Il est le tout dernier, l’ultime résistant. Alors que le tribunal de Courbevoie a récemment prononcé l’expulsion de Tatiana Dinulescu et sa famille de son cinq pièces situé au Damier Anjou, une audience s’est tenue le 22 janvier dernier, dans cette même juridiction cette fois-ci pour statuer sur le cas de Wolfgang Kirchhof. Son bailleur, la RATP Habitat qui prévoit de vendre l’ensemble des Damiers Infra, Anjou et Bretagne, soit 250 logements au promoteur russe Hermitage pour qu’il y érige ses deux tours géantes ne pourra finaliser la cession qu’une fois les bâtiments entièrement vides.

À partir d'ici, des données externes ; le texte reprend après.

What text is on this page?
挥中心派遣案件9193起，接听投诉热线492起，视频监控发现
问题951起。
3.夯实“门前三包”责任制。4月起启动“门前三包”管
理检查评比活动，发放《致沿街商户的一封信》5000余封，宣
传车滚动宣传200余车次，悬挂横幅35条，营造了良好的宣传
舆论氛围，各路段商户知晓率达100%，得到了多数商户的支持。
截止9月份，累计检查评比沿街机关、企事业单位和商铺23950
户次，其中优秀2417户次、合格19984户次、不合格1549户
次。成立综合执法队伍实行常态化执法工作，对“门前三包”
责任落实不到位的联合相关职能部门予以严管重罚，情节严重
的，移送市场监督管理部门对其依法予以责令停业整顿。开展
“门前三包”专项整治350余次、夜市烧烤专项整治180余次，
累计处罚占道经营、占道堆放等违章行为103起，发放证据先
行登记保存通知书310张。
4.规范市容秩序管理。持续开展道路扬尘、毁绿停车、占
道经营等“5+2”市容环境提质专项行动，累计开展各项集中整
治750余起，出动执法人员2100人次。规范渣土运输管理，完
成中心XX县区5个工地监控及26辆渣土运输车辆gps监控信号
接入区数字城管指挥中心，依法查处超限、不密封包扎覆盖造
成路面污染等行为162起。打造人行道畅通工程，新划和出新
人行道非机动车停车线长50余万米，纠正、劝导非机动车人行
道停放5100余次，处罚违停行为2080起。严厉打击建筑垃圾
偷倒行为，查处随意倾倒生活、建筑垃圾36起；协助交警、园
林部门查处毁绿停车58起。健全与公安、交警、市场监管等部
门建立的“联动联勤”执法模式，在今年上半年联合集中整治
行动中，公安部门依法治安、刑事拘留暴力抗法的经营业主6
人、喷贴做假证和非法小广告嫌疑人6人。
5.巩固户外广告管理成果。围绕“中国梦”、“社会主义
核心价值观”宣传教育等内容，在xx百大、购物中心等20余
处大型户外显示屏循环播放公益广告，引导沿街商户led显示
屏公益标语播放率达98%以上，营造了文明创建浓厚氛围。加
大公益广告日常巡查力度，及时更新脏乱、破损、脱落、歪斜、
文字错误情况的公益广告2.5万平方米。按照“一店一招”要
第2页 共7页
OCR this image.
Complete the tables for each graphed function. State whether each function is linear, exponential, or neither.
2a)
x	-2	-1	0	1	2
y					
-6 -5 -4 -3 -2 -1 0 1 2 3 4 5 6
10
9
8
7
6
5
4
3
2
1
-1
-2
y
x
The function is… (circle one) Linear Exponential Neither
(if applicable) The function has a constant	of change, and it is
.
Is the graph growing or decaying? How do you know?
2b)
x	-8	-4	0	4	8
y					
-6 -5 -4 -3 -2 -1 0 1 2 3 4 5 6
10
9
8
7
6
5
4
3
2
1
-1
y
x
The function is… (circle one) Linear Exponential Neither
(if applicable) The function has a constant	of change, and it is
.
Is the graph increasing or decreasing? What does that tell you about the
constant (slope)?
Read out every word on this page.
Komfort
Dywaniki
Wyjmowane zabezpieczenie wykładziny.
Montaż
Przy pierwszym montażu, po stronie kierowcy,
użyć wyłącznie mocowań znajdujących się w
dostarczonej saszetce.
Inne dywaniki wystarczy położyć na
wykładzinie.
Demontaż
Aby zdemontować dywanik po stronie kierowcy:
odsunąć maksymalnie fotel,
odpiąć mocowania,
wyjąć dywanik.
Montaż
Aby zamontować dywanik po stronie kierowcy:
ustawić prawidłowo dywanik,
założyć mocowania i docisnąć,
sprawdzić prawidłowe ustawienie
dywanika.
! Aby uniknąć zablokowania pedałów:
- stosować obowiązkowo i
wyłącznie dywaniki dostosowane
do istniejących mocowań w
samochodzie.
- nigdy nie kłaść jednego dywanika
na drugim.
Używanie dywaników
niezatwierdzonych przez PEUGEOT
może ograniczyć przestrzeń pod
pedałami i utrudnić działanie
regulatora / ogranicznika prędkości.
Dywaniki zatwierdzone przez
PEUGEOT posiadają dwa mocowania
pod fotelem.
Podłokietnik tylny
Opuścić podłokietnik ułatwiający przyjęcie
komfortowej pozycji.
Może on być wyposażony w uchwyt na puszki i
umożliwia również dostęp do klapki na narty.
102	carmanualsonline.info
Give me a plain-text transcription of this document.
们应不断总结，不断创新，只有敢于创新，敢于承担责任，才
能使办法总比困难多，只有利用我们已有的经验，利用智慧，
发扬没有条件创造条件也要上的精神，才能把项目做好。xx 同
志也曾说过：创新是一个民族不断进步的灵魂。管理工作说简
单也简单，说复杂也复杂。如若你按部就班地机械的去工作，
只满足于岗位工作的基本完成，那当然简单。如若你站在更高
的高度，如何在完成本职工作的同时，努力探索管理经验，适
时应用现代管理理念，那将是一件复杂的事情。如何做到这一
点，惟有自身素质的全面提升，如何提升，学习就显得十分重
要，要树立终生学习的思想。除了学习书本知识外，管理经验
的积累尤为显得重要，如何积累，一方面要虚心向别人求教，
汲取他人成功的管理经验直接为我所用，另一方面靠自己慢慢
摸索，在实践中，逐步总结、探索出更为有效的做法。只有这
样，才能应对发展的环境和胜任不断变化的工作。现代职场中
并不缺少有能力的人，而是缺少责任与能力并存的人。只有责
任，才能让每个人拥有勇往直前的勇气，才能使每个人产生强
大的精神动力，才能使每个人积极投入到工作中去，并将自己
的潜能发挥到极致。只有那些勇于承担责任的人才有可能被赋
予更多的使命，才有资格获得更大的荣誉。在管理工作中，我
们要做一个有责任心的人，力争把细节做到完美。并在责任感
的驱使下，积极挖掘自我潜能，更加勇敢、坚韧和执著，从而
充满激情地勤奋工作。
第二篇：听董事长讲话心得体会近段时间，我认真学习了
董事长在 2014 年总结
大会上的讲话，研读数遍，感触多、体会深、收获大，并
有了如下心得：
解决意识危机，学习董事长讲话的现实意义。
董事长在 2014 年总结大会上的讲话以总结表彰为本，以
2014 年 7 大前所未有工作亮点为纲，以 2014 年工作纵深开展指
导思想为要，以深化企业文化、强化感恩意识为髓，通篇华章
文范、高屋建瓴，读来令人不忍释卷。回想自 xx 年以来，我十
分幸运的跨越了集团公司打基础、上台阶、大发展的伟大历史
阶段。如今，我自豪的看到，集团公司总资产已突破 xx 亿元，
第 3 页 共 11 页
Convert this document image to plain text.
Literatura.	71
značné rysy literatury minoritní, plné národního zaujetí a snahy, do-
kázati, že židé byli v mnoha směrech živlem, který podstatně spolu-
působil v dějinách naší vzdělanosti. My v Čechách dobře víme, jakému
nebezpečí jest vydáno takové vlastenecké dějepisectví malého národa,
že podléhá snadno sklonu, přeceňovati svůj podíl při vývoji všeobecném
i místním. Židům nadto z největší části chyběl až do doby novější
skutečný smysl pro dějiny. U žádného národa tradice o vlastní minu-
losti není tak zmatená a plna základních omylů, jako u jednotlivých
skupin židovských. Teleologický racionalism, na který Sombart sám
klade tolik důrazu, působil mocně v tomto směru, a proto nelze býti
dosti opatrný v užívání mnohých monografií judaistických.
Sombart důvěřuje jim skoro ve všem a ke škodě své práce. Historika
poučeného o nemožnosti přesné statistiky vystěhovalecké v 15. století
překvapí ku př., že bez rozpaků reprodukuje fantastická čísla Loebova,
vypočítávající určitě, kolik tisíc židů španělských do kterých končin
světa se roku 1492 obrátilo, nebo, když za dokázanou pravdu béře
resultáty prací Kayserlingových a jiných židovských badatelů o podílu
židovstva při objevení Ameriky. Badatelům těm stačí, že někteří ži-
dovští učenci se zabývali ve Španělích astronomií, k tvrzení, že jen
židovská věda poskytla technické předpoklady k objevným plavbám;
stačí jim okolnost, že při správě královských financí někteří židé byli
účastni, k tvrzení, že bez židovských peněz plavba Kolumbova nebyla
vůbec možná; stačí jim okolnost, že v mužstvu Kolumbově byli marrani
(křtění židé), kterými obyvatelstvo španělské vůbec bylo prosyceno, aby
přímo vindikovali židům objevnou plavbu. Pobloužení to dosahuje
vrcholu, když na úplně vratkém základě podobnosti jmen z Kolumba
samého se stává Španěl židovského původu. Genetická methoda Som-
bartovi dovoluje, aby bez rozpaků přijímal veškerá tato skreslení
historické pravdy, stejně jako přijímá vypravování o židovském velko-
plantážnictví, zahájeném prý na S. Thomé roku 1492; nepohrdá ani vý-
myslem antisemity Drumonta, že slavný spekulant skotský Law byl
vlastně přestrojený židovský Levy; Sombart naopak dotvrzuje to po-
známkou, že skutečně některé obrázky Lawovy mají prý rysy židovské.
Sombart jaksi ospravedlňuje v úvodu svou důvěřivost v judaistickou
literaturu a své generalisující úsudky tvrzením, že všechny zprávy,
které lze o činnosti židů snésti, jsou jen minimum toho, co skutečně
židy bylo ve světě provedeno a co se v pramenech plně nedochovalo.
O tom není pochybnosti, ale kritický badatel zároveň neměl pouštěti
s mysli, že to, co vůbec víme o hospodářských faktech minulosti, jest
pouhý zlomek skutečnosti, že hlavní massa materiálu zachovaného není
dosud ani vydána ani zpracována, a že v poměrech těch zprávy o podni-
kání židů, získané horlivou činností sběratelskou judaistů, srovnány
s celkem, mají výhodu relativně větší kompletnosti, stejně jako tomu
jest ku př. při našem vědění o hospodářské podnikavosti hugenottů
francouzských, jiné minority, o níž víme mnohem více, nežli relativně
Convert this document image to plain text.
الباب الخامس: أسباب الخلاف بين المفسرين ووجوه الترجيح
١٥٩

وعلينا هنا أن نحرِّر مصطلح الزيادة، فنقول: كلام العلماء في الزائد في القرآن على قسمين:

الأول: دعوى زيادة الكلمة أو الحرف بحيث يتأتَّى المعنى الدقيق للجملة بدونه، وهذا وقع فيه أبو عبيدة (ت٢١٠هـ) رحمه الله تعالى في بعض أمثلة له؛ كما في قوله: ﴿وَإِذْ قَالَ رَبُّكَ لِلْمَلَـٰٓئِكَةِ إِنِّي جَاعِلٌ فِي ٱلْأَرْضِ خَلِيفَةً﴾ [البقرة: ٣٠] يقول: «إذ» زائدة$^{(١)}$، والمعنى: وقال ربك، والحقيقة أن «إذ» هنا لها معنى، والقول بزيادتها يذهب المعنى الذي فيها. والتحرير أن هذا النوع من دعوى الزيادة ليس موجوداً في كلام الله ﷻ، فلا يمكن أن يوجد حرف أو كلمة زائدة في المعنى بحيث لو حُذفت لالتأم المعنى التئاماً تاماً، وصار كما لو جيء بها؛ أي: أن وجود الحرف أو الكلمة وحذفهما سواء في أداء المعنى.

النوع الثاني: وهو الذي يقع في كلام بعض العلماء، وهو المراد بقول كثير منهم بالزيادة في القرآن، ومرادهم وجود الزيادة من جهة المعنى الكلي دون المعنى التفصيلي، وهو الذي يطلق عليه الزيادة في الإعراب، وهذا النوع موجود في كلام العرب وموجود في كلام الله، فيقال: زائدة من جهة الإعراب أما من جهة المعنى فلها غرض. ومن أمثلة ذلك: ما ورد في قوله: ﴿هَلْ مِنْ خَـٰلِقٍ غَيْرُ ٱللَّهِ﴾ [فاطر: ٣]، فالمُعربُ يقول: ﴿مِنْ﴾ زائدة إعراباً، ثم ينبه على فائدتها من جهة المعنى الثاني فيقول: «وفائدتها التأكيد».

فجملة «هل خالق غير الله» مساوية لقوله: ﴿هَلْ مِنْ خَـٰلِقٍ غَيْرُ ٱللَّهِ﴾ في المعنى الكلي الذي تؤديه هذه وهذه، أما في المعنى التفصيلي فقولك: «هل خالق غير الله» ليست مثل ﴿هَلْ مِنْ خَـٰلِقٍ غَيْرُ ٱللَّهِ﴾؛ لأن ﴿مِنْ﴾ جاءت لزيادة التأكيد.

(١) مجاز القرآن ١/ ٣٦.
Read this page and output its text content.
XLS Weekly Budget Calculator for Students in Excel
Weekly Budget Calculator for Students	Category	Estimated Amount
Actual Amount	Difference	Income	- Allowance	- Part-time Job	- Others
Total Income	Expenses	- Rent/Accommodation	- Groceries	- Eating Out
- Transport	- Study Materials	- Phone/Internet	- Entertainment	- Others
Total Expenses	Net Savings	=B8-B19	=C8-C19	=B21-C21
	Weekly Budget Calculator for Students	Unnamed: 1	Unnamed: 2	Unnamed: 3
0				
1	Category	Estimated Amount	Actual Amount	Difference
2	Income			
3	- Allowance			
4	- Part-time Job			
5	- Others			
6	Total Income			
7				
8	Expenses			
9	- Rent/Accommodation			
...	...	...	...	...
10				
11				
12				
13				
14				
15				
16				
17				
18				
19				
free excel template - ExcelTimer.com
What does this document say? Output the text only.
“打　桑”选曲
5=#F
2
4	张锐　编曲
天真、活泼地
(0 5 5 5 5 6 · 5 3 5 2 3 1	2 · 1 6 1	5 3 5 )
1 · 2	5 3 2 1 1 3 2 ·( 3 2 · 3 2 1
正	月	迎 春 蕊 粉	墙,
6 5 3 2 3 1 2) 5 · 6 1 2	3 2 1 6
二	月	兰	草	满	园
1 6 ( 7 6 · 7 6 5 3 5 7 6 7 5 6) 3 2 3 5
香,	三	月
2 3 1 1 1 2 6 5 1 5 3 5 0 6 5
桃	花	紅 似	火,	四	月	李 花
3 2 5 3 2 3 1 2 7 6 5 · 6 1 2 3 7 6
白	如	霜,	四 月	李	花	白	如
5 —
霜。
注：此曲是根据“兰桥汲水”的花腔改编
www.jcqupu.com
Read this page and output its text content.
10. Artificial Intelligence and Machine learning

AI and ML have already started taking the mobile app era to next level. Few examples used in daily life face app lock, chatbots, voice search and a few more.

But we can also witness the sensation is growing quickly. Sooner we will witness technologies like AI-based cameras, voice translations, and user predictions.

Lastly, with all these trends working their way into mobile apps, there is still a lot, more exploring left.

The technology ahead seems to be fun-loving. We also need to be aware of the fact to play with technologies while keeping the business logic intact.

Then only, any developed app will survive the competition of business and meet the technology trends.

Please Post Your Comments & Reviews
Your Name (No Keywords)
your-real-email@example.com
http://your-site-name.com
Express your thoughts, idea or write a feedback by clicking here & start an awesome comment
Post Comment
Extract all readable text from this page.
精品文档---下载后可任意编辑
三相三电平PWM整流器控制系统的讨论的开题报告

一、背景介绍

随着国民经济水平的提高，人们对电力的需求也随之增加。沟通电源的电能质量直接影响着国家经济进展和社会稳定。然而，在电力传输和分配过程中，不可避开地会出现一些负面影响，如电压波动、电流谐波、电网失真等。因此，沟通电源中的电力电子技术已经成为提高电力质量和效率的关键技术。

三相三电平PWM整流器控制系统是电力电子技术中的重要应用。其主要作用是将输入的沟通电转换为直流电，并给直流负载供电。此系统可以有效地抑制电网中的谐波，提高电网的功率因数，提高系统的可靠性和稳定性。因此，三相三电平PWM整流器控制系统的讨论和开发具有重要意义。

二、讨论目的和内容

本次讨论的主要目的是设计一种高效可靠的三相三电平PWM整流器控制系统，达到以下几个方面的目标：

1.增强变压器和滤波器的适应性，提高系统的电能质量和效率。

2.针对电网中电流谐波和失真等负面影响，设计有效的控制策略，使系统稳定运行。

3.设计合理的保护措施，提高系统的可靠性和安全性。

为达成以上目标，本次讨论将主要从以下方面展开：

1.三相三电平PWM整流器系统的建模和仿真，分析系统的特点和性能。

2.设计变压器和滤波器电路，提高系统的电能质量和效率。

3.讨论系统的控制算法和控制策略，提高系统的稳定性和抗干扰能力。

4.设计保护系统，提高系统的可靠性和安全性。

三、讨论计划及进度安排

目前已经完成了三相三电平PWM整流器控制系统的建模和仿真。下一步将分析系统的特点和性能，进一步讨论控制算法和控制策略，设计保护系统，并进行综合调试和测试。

Mais problème pour cette filiale de la RATP. Une poignée de familles a toujours refusé les offres de relogements faisant trainer le projet. La petite dizaine de locataires récalcitrants a depuis été expulsée, mise à part Tatiana Dinulescu dont la procédure pourrait aboutir cet été à l’issue de la trêve hivernale repoussée au 1er juin.
Ne restait donc plus que Wolfgang Kirchhof -absent lors de l’audience-, 85 ans occupant de son logement depuis une cinquantaine d’années à devoir faire face à la justice, après qu’il ait refusé les trois offres « légales » formulées par bailleur. « Mr Kirchhof n’a aucunement l’intention d’être relogé. Il dispose d’un autre logement en Allemagne à Baden-Baden où il va très régulièrement. », a affirmé Laure-Anne Fournier, l’avocate de RATP Habitat lors de l’audience tout en rappelant qu’à un moment de la présentation de la troisième offre formulée par RATP Habitat, il aurait tenté de négocier le financement de son déménagement. Négociation n’ayant alors jamais abouti.
Un verdict attendu en mars prochain
« Mr Kirchhof n’a aucune solution pour se reloger en France et s’il doit quitter le territoire national il va retourner auprès de sa famille en Allemagne », a déclaré son avocate, Aurélia Dumez qui a pointé du doigt la non notification de la durée de validité de la dernière offre du 17 juillet 2019 ainsi que plusieurs « irrégularités » selon elle de la procédure du bailleur social.
« Mr Kirchhof n’a jamais eu l’intention d’être relogé, il n’a jamais visité le moindre logement depuis 2012, depuis que RATP Habitat a reçu l’autorisation préfectorale de détruire les logements », a assuré Me Laure-Anne Fournier rappelant les multiples propositions, toutes refusées.
Présentant une éventuelle décision défavorable à la faveur de son client, Me Aurélia Dumez a demandé à la juge de lui « accorder les plus larges délais » s’il devait partir. « Mr Kirchhof occupe cet appartement depuis cinquante ans, il a toujours réglé ses loyers. Il n’a aucune possibilité de se reloger en France. Il trouve la difficulté à ses yeux insurmontable d’organiser la logistique de son déménagement. Difficulté accrue par la crise sanitaire et les restrictions de déplacement », a-t-elle plaidé demandant un report de l’éventuelle exécution « à la fin de la crise sanitaire » pour organiser dans « de bonnes conditions le déménagement ».
« RATP Habitat ne peut pas vendre ou démolir (les trois immeubles des Damiers, ndlr) en présence d’occupants dans les lieux. Ça a suffisamment duré. Il y a un préjudice pour RATP Habitat. Mr Kirchhof a eu largement le temps de prendre ses dispositions », a martelé Me Laure-Anne Fournier avant d’ajouter à la juge « Je vous demande de maintenir l’exécution provisoire et les délais de quitter les lieux. Il est très âgé certes mais il n’y a pas lieu de donner des délais pour se maintenir ».
Verdict attendu le 19 mars prochain.